The bill, which directs federal resources to prevention, treatment and recovery programs with proven track records, is a boon to people like Senators Rob Portman of Ohio and Kelly Ayotte of New Hampshire, Republicans who come from states with huge drug problems and who face tough re-election battles. “Traveling around my state, I can’t tell you the number of stories I’ve heard from people in New Hampshire and what they are facing, and the number of lives that are lost,” Ms. Ayotte said in one of several floor speeches in support of the bill.
Democrats wanted supplemental funding, just as they do to help Flint and to fight the Zika virus. But when the extra funding measure failed, the scope of the problem appears to have prevented them for making good on lukewarm threats to kill the larger drug bill. “I would vote for it with the clear knowledge that anyone who votes against the supplemental funding who tries to then take credit would be dishonest,” said Senator Richard J. Durbin of Illinois, the No. 2 Senate Democrat.
Ms. Ayotte and Mr. Portman cleverly voted for the failed supplemental funding measure, offered by Senator Jeanne Shaheen, Democrat of New Hampshire, who vowed to keep fighting for more money.
An epidemic of prescription painkiller abuse has swept the United States, with overdose deaths quadrupling since the late 1990s.
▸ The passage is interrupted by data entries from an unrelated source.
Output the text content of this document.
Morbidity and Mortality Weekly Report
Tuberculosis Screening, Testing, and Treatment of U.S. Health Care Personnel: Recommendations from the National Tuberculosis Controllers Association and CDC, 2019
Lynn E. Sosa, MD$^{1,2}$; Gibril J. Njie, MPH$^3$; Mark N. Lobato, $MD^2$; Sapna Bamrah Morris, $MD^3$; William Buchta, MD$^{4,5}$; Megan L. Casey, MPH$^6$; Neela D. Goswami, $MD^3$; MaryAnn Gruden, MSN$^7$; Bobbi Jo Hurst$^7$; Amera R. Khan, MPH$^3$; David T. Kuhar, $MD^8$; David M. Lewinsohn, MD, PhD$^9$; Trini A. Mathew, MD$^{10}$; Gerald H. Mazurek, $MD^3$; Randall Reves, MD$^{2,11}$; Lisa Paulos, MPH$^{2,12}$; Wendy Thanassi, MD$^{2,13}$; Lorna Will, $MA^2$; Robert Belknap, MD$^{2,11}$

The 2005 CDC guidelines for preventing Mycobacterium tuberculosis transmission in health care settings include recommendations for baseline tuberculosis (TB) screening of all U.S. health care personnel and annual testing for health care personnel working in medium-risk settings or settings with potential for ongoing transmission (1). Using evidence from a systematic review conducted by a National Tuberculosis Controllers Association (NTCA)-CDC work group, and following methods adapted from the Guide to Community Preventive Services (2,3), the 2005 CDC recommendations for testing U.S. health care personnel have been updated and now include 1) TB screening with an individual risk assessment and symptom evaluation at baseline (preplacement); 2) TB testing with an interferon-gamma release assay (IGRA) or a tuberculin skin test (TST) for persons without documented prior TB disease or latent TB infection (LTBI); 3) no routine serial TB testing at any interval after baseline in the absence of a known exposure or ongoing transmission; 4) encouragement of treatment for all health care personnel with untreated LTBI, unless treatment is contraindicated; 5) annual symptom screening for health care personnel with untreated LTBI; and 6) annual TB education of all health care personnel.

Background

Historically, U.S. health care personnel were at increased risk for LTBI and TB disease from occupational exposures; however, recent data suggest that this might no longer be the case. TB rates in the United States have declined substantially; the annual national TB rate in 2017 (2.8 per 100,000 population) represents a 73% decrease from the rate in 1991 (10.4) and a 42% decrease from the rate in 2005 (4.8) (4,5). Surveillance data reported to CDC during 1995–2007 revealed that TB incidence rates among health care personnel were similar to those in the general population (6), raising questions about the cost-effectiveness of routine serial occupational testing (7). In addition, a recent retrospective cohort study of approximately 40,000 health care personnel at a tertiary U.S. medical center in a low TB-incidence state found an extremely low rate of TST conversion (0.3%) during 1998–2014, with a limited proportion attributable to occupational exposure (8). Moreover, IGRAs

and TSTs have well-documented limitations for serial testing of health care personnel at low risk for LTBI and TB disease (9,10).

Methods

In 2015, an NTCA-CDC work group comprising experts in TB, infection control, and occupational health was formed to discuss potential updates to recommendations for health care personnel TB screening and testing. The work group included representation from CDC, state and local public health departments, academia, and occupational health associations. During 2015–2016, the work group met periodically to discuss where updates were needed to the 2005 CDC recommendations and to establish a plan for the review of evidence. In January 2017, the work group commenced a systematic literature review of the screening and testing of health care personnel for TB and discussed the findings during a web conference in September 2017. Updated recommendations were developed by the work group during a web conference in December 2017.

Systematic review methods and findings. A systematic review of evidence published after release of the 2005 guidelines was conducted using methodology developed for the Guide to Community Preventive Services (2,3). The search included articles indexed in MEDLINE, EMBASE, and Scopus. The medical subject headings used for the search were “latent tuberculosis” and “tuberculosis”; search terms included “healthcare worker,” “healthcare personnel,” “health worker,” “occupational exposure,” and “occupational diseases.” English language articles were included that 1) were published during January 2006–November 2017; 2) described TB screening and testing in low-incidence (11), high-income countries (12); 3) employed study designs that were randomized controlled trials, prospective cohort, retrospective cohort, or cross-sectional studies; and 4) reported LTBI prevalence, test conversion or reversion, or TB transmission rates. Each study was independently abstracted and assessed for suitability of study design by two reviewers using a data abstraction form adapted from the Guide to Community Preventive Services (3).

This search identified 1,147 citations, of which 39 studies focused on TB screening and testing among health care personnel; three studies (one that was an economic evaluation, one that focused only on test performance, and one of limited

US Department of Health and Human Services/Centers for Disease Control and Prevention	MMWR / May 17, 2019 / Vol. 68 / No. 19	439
The Centers for Disease Control and Prevention report that opioids — which include prescription pain medications and heroin — were involved in 28,648 deaths in 2014.
Some public health experts say there has been relatively little action at the federal level, with some agencies, such as the Food and Drug Administration, even making things worse by continuing to approve new opioids in a market flooded with them.